The program would set up federal grants to help colleges move to using – and creating -- more so-called “open textbooks,” which are free and available online for students.
“In the ongoing nationwide debate about the rising cost of college, one of the most basic and direct costs to students is often overlooked: textbooks,” Durbin said in a statement.
It faces skepticism from the traditional textbook industry.
“It’s an unworkable proposal,” David Anderson, director of Higher Education with the Association of American Publishers, told the UCSD Guardian, warning that if colleges themselves try to develop the books they could find themselves seeking more money from tuition.
The bill, which has yet to go into committee, would provide funding to help – though it’s unclear how much.
The bill proposed in Congress does not designate any specific amount for the cost, authorizing only such “sums as necessary,” according to Durbin spokeswoman Maria McElwain. She further explained, “The legislation will create a competitive grant program, so applicants will be required to submit individual proposals in order to be awarded funding.”

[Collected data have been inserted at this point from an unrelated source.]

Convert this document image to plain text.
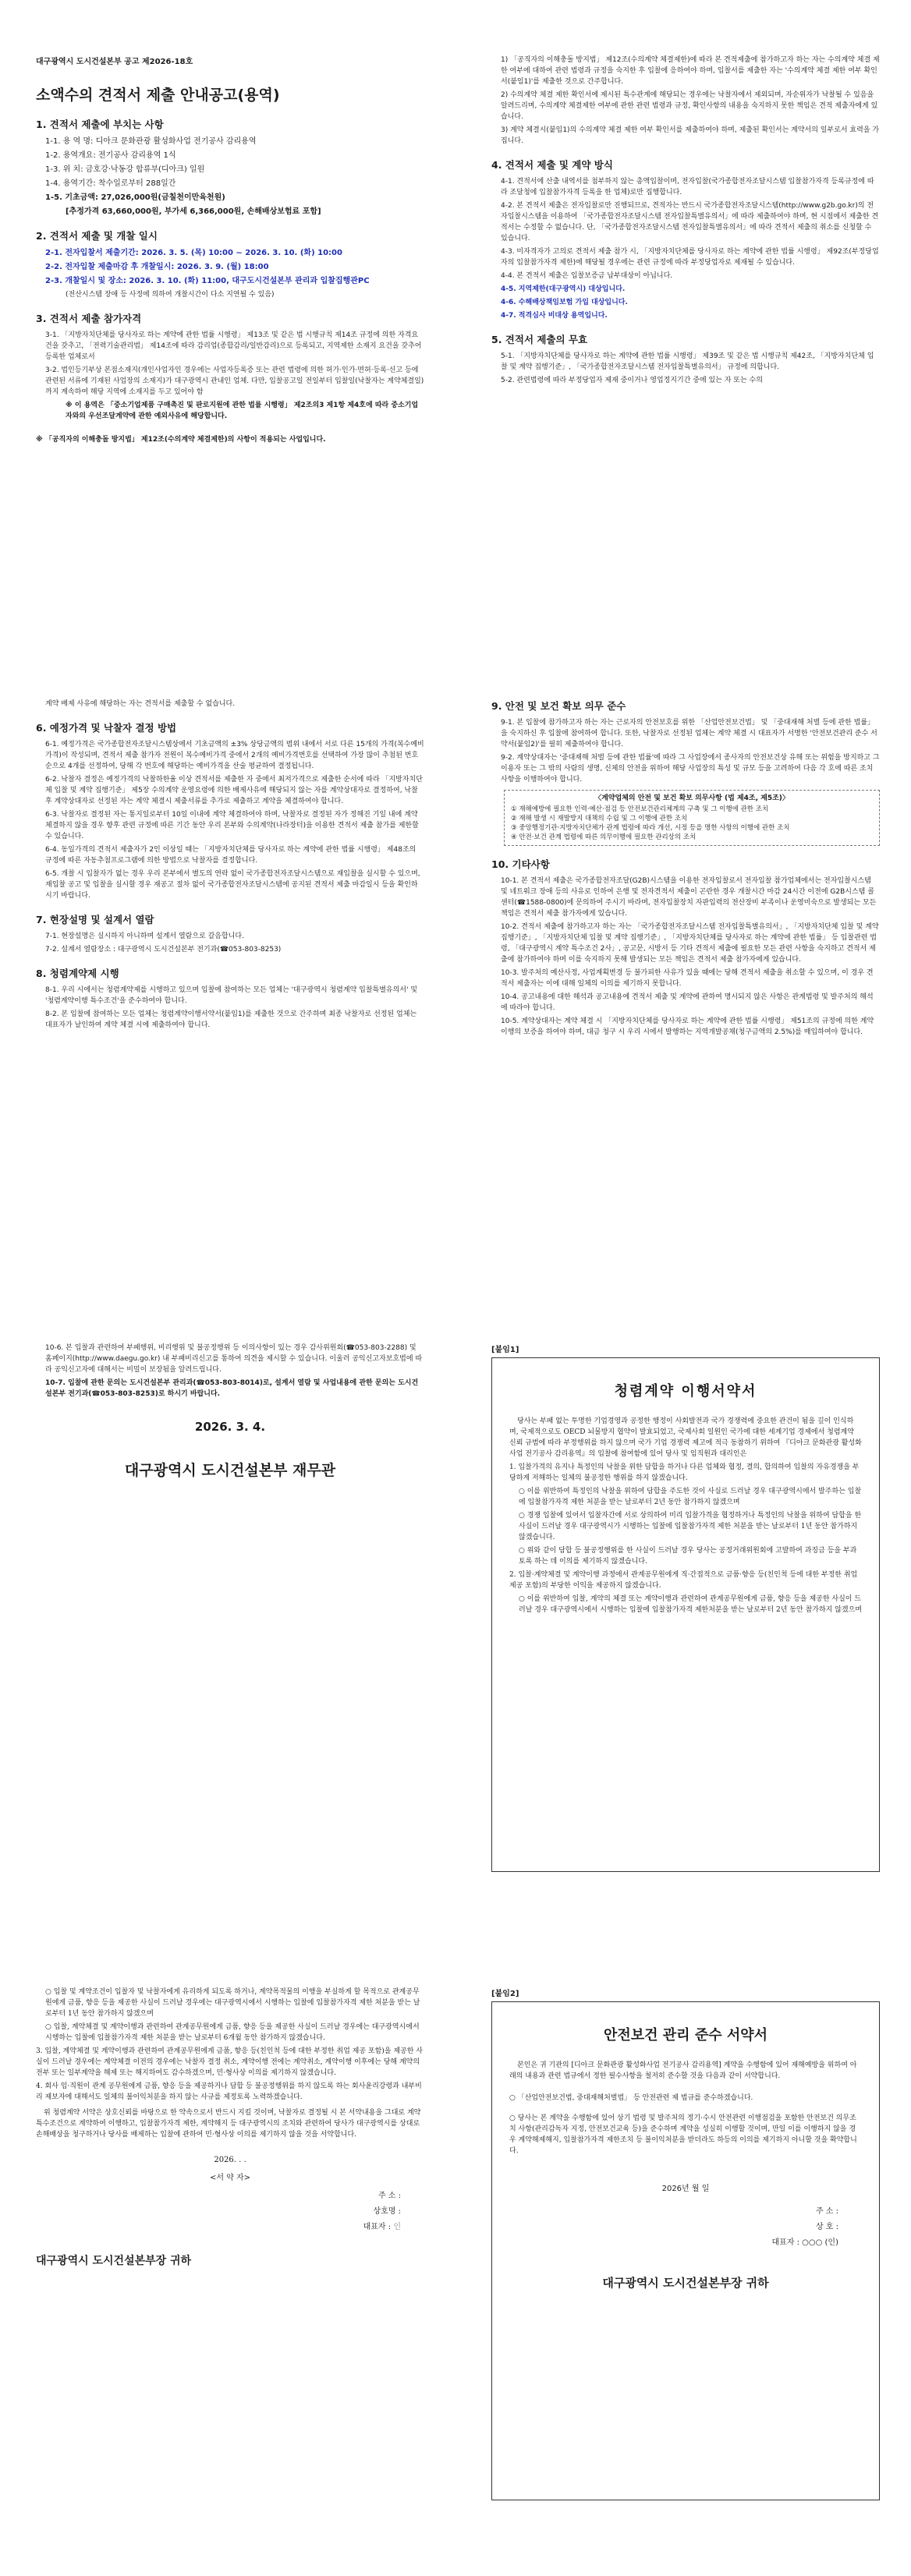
대구광역시 도시건설본부 공고 제2026-18호
소액수의 견적서 제출 안내공고(용역)
1. 견적서 제출에 부치는 사항
1-1. 용 역 명: 디아크 문화관광 활성화사업 전기공사 감리용역
1-2. 용역개요: 전기공사 감리용역 1식
1-3. 위 치: 금호강·낙동강 합류부(디아크) 일원
1-4. 용역기간: 착수일로부터 288일간
1-5. 기초금액: 27,026,000원(금칠천이만육천원)
[추정가격 63,660,000원, 부가세 6,366,000원, 손해배상보험료 포함]
2. 견적서 제출 및 개찰 일시
2-1. 전자입찰서 제출기간: 2026. 3. 5. (목) 10:00 ~ 2026. 3. 10. (화) 10:00
2-2. 전자입찰 제출마감 후 개찰일시: 2026. 3. 9. (월) 18:00
2-3. 개찰일시 및 장소: 2026. 3. 10. (화) 11:00, 대구도시건설본부 관리과 입찰집행관PC
(전산시스템 장애 등 사정에 의하여 개찰시간이 다소 지연될 수 있음)
3. 견적서 제출 참가자격
3-1. 「지방자치단체를 당사자로 하는 계약에 관한 법률 시행령」 제13조 및 같은 법 시행규칙 제14조 규정에 의한 자격요건을 갖추고, 「전력기술관리법」 제14조에 따라 감리업(종합감리/일반감리)으로 등록되고, 지역제한 소재지 요건을 갖추어 등록한 업체로서
3-2. 법인등기부상 본점소재지(개인사업자인 경우에는 사업자등록증 또는 관련 법령에 의한 허가·인가·면허·등록·신고 등에 관련된 서류에 기재된 사업장의 소재지)가 대구광역시 관내인 업체. 다만, 입찰공고일 전일부터 입찰일(낙찰자는 계약체결일)까지 계속하여 해당 지역에 소재지를 두고 있어야 함
※ 이 용역은 「중소기업제품 구매촉진 및 판로지원에 관한 법률 시행령」 제2조의3 제1항 제4호에 따라 중소기업자와의 우선조달계약에 관한 예외사유에 해당합니다.
※ 「공직자의 이해충돌 방지법」 제12조(수의계약 체결제한)의 사항이 적용되는 사업입니다.
1) 「공직자의 이해충돌 방지법」 제12조(수의계약 체결제한)에 따라 본 견적제출에 참가하고자 하는 자는 수의계약 체결 제한 여부에 대하여 관련 법령과 규정을 숙지한 후 입찰에 응하여야 하며, 입찰서를 제출한 자는 '수의계약 체결 제한 여부 확인서(붙임1)'를 제출한 것으로 간주합니다.
2) 수의계약 체결 제한 확인서에 제시된 특수관계에 해당되는 경우에는 낙찰자에서 제외되며, 자순위자가 낙찰될 수 있음을 알려드리며, 수의계약 체결제한 여부에 관한 관련 법령과 규정, 확인사항의 내용을 숙지하지 못한 책임은 견적 제출자에게 있습니다.
3) 계약 체결시(붙임1)의 수의계약 체결 제한 여부 확인서를 제출하여야 하며, 제출된 확인서는 계약서의 일부로서 효력을 가집니다.
4. 견적서 제출 및 계약 방식
4-1. 견적서에 산출 내역서를 첨부하지 않는 총액입찰이며, 전자입찰(국가종합전자조달시스템 입찰참가자격 등록규정에 따라 조달청에 입찰참가자격 등록을 한 업체)로만 집행합니다.
4-2. 본 견적서 제출은 전자입찰로만 진행되므로, 견적자는 반드시 국가종합전자조달시스템(http://www.g2b.go.kr)의 전자입찰시스템을 이용하여 「국가종합전자조달시스템 전자입찰특별유의서」에 따라 제출하여야 하며, 현 시점에서 제출한 견적서는 수정할 수 없습니다. 단, 「국가종합전자조달시스템 전자입찰특별유의서」에 따라 견적서 제출의 취소를 신청할 수 있습니다.
4-3. 미자격자가 고의로 견적서 제출 참가 시, 「지방자치단체를 당사자로 하는 계약에 관한 법률 시행령」 제92조(부정당업자의 입찰참가자격 제한)에 해당될 경우에는 관련 규정에 따라 부정당업자로 제재될 수 있습니다.
4-4. 본 견적서 제출은 입찰보증금 납부대상이 아닙니다.
4-5. 지역제한(대구광역시) 대상입니다.
4-6. 수해배상책임보험 가입 대상입니다.
4-7. 적격심사 비대상 용역입니다.
5. 견적서 제출의 무효
5-1. 「지방자치단체를 당사자로 하는 계약에 관한 법률 시행령」 제39조 및 같은 법 시행규칙 제42조, 「지방자치단체 입찰 및 계약 집행기준」, 「국가종합전자조달시스템 전자입찰특별유의서」 규정에 의합니다.
5-2. 관련법령에 따라 부정당업자 제재 중이거나 영업정지기간 중에 있는 자 또는 수의
계약 배제 사유에 해당하는 자는 견적서를 제출할 수 없습니다.
6. 예정가격 및 낙찰자 결정 방법
6-1. 예정가격은 국가종합전자조달시스템상에서 기초금액의 ±3% 상당금액의 범위 내에서 서로 다른 15개의 가격(복수예비가격)이 작성되며, 견적서 제출 참가자 전원이 복수예비가격 중에서 2개의 예비가격번호를 선택하여 가장 많이 추첨된 번호 순으로 4개를 선정하여, 당해 각 번호에 해당하는 예비가격을 산술 평균하여 결정됩니다.
6-2. 낙찰자 결정은 예정가격의 낙찰하한율 이상 견적서를 제출한 자 중에서 최저가격으로 제출한 순서에 따라 「지방자치단체 입찰 및 계약 집행기준」 제5장 수의계약 운영요령에 의한 배제사유에 해당되지 않는 자를 계약상대자로 결정하여, 낙찰 후 계약상대자로 선정된 자는 계약 체결시 제출서류를 추가로 제출하고 계약을 체결하여야 합니다.
6-3. 낙찰자로 결정된 자는 통지일로부터 10일 이내에 계약 체결하여야 하며, 낙찰자로 결정된 자가 정해진 기일 내에 계약 체결하지 않을 경우 향후 관련 규정에 따른 기간 동안 우리 본부와 수의계약(나라장터)을 이용한 견적서 제출 참가를 제한할 수 있습니다.
6-4. 동일가격의 견적서 제출자가 2인 이상일 때는 「지방자치단체를 당사자로 하는 계약에 관한 법률 시행령」 제48조의 규정에 따른 자동추첨프로그램에 의한 방법으로 낙찰자를 결정합니다.
6-5. 개찰 시 입찰자가 없는 경우 우리 본부에서 별도의 연락 없이 국가종합전자조달시스템으로 재입찰을 실시할 수 있으며, 재입찰 공고 및 입찰을 실시할 경우 재공고 절차 없이 국가종합전자조달시스템에 공지된 견적서 제출 마감일시 등을 확인하시기 바랍니다.
7. 현장설명 및 설계서 열람
7-1. 현장설명은 실시하지 아니하며 설계서 열람으로 갈음합니다.
7-2. 설계서 열람장소 : 대구광역시 도시건설본부 전기과(☎053-803-8253)
8. 청렴계약제 시행
8-1. 우리 시에서는 청렴계약제를 시행하고 있으며 입찰에 참여하는 모든 업체는 '대구광역시 청렴계약 입찰특별유의서' 및 '청렴계약이행 특수조건'을 준수하여야 합니다.
8-2. 본 입찰에 참여하는 모든 업체는 청렴계약이행서약서(붙임1)를 제출한 것으로 간주하며 최종 낙찰자로 선정된 업체는 대표자가 날인하여 계약 체결 시에 제출하여야 합니다.
9. 안전 및 보건 확보 의무 준수
9-1. 본 입찰에 참가하고자 하는 자는 근로자의 안전보호를 위한 「산업안전보건법」 및 「중대재해 처벌 등에 관한 법률」을 숙지하신 후 입찰에 참여하여 합니다. 또한, 낙찰자로 선정된 업체는 계약 체결 시 대표자가 서명한 '안전보건관리 준수 서약서(붙임2)'를 필히 제출하여야 합니다.
9-2. 계약상대자는 '중대재해 처벌 등에 관한 법률'에 따라 그 사업장에서 종사자의 안전보건상 유해 또는 위험을 방지하고 그 이용자 또는 그 밖의 사람의 생명, 신체의 안전을 위하여 해당 사업장의 특성 및 규모 등을 고려하여 다음 각 호에 따른 조치사항을 이행하여야 합니다.
〈계약업체의 안전 및 보건 확보 의무사항 (법 제4조, 제5조)〉
① 재해예방에 필요한 인력·예산·점검 등 안전보건관리체계의 구축 및 그 이행에 관한 조치
② 재해 발생 시 재발방지 대책의 수립 및 그 이행에 관한 조치
③ 중앙행정기관·지방자치단체가 관계 법령에 따라 개선, 시정 등을 명한 사항의 이행에 관한 조치
④ 안전·보건 관계 법령에 따른 의무이행에 필요한 관리상의 조치
10. 기타사항
10-1. 본 견적서 제출은 국가종합전자조달(G2B)시스템을 이용한 전자입찰로서 전자입찰 참가업체에서는 전자입찰시스템 및 네트워크 장애 등의 사유로 인하여 은행 및 전자견적서 제출이 곤란한 경우 개찰시간 마감 24시간 이전에 G2B시스템 콜센터(☎1588-0800)에 문의하여 주시기 바라며, 전자입찰장치 자판입력의 전산장비 부족이나 운영미숙으로 발생되는 모든 책임은 견적서 제출 참가자에게 있습니다.
10-2. 견적서 제출에 참가하고자 하는 자는 「국가종합전자조달시스템 전자입찰특별유의서」, 「지방자치단체 입찰 및 계약 집행기준」, 「지방자치단체 입찰 및 계약 집행기준」, 「지방자치단체를 당사자로 하는 계약에 관한 법률」 등 입찰관련 법령, 「대구광역시 계약 특수조건 2사」, 공고문, 시방서 등 기타 견적서 제출에 필요한 모든 관련 사항을 숙지하고 견적서 제출에 참가하여야 하며 이를 숙지하지 못해 발생되는 모든 책임은 견적서 제출 참가자에게 있습니다.
10-3. 발주처의 예산사정, 사업계획변경 등 불가피한 사유가 있을 때에는 당해 견적서 제출을 취소할 수 있으며, 이 경우 견적서 제출자는 이에 대해 일체의 이의를 제기하지 못합니다.
10-4. 공고내용에 대한 해석과 공고내용에 견적서 제출 및 계약에 관하여 명시되지 않은 사항은 관계법령 및 발주처의 해석에 따라야 합니다.
10-5. 계약상대자는 계약 체결 시 「지방자치단체를 당사자로 하는 계약에 관한 법률 시행령」 제51조의 규정에 의한 계약이행의 보증을 하여야 하며, 대금 청구 시 우리 시에서 발행하는 지역개발공채(청구금액의 2.5%)를 매입하여야 합니다.
10-6. 본 입찰과 관련하여 부패행위, 비리행위 및 불공정행위 등 이의사항이 있는 경우 감사위원회(☎053-803-2288) 및 홈페이지(http://www.daegu.go.kr) 내 부패비리신고를 통하여 의견을 제시할 수 있습니다. 이울러 공익신고자보호법에 따라 공익신고자에 대해서는 비밀이 보장됨을 알려드립니다.
10-7. 입찰에 관한 문의는 도시건설본부 관리과(☎053-803-8014)로, 설계서 열람 및 사업내용에 관한 문의는 도시건설본부 전기과(☎053-803-8253)로 하시기 바랍니다.
2026. 3. 4.
대구광역시 도시건설본부 재무관
[붙임1]
청렴계약 이행서약서
당사는 부패 없는 투명한 기업경영과 공정한 행정이 사회발전과 국가 경쟁력에 중요한 관건이 됨을 깊이 인식하며, 국제적으로도 OECD 뇌물방지 협약이 발효되었고, 국제사회 일원인 국가에 대한 세계기업 경제에서 청렴계약 신뢰 규범에 따라 부정행위를 하지 않으며 국가 기업 경쟁력 제고에 적극 동참하기 위하여 『디아크 문화관광 활성화사업 전기공사 감리용역』의 입찰에 참여함에 있어 당사 및 임직원과 대리인은
1. 입찰가격의 유지나 특정인의 낙찰을 위한 담합을 하거나 다른 업체와 협정, 결의, 합의하여 입찰의 자유경쟁을 부당하게 저해하는 일체의 불공정한 행위를 하지 않겠습니다.
○ 이를 위반하여 특정인의 낙찰을 위하여 담합을 주도한 것이 사실로 드러날 경우 대구광역시에서 발주하는 입찰에 입찰참가자격 제한 처분을 받는 날로부터 2년 동안 참가하지 않겠으며
○ 경쟁 입찰에 있어서 입찰자간에 서로 상의하여 미리 입찰가격을 협정하거나 특정인의 낙찰을 위하여 담합을 한 사실이 드러날 경우 대구광역시가 시행하는 입찰에 입찰참가자격 제한 처분을 받는 날로부터 1년 동안 참가하지 않겠습니다.
○ 위와 같이 담합 등 불공정행위를 한 사실이 드러날 경우 당사는 공정거래위원회에 고발하여 과징금 등을 부과토록 하는 데 이의를 제기하지 않겠습니다.
2. 입찰·계약체결 및 계약이행 과정에서 관계공무원에게 직·간접적으로 금품·향응 등(친인척 등에 대한 부정한 취업 제공 포함)의 부당한 이익을 제공하지 않겠습니다.
○ 이를 위반하여 입찰, 계약의 체결 또는 계약이행과 관련하여 관계공무원에게 금품, 향응 등을 제공한 사실이 드러날 경우 대구광역시에서 시행하는 입찰에 입찰참가자격 제한처분을 받는 날로부터 2년 동안 참가하지 않겠으며
○ 입찰 및 계약조건이 입찰자 및 낙찰자에게 유리하게 되도록 하거나, 계약목적물의 이행을 부실하게 할 목적으로 관계공무원에게 금품, 향응 등을 제공한 사실이 드러날 경우에는 대구광역시에서 시행하는 입찰에 입찰참가자격 제한 처분을 받는 날로부터 1년 동안 참가하지 않겠으며
○ 입찰, 계약체결 및 계약이행과 관련하여 관계공무원에게 금품, 향응 등을 제공한 사실이 드러날 경우에는 대구광역시에서 시행하는 입찰에 입찰참가자격 제한 처분을 받는 날로부터 6개월 동안 참가하지 않겠습니다.
3. 입찰, 계약체결 및 계약이행과 관련하여 관계공무원에게 금품, 향응 등(친인척 등에 대한 부정한 취업 제공 포함)을 제공한 사실이 드러날 경우에는 계약체결 이전의 경우에는 낙찰자 결정 취소, 계약이행 전에는 계약취소, 계약이행 이후에는 당해 계약의 전부 또는 일부계약을 해제 또는 해지하여도 감수하겠으며, 민·형사상 이의를 제기하지 않겠습니다.
4. 회사 임·직원이 관계 공무원에게 금품, 향응 등을 제공하거나 담합 등 불공정행위를 하지 않도록 하는 회사윤리강령과 내부비리 제보자에 대해서도 일체의 불이익처분을 하지 않는 사규를 제정토록 노력하겠습니다.
위 청렴계약 서약은 상호신뢰를 바탕으로 한 약속으로서 반드시 지킬 것이며, 낙찰자로 결정될 시 본 서약내용을 그대로 계약특수조건으로 계약하여 이행하고, 입찰참가자격 제한, 계약해지 등 대구광역시의 조치와 관련하여 당사가 대구광역시를 상대로 손해배상을 청구하거나 당사를 배제하는 입찰에 관하여 민·형사상 이의를 제기하지 않을 것을 서약합니다.
2026. . .
<서 약 자>
주 소 :
상호명 :
대표자 : 인
대구광역시 도시건설본부장 귀하
[붙임2]
안전보건 관리 준수 서약서
본인은 귀 기관의 [디아크 문화관광 활성화사업 전기공사 감리용역] 계약을 수행함에 있어 재해예방을 위하여 아래의 내용과 관련 법규에서 정한 필수사항을 철저히 준수할 것을 다음과 같이 서약합니다.
○ 「산업안전보건법, 중대재해처벌법」 등 안전관련 제 법규를 준수하겠습니다.
○ 당사는 본 계약을 수행함에 있어 상기 법령 및 발주처의 정기·수시 안전관련 이행점검을 포함한 안전보건 의무조치 사항(관리감독자 지정, 안전보건교육 등)을 준수하며 계약을 성실히 이행할 것이며, 만일 이를 이행하지 않을 경우 계약해제해지, 입찰참가자격 제한조치 등 불이익처분을 받더라도 하등의 이의를 제기하지 아니할 것을 확약합니다.
2026년 월 일
주 소 :
상 호 :
대표자 : ○○○ (인)
대구광역시 도시건설본부장 귀하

The U.S. Public Interest Research Group (USPIRG), which backs the bill, estimates that if schools use open textbooks, students could save $100 per course, per semester, on average.
This isn’t the first time Congress has tried tackling textbook costs. In 2008, Congress took the first step in addressing the issue with the Higher Education Opportunity Act, aimed at improving textbook transparency. The act requires the disclosure of prices and revision information when marketing textbooks to professors.
Durbin earlier helped the University of Illinois get a $150,000 grant from the U.S. Department of Education. The money was used to publish an electronic book for free use. According to his office, which touted the project in introducing the bill, schools have contacted the university about the book and are using it today.
Lawmakers are attempting to pass the program as a part of the Higher Education Act, which is due to be reauthorized. The bill faces an uphill climb, only boasting a half-dozen sponsors right now, none of them Republican.
Durbin’s office says the bill would not only reduce textbook costs but would ensure any open textbooks created using program funds would be accessible to the public. It would also strengthen requirements for publishers to make all educational materials for sale individually. Many textbook publishers sell products in a bundle, which makes them more expensive.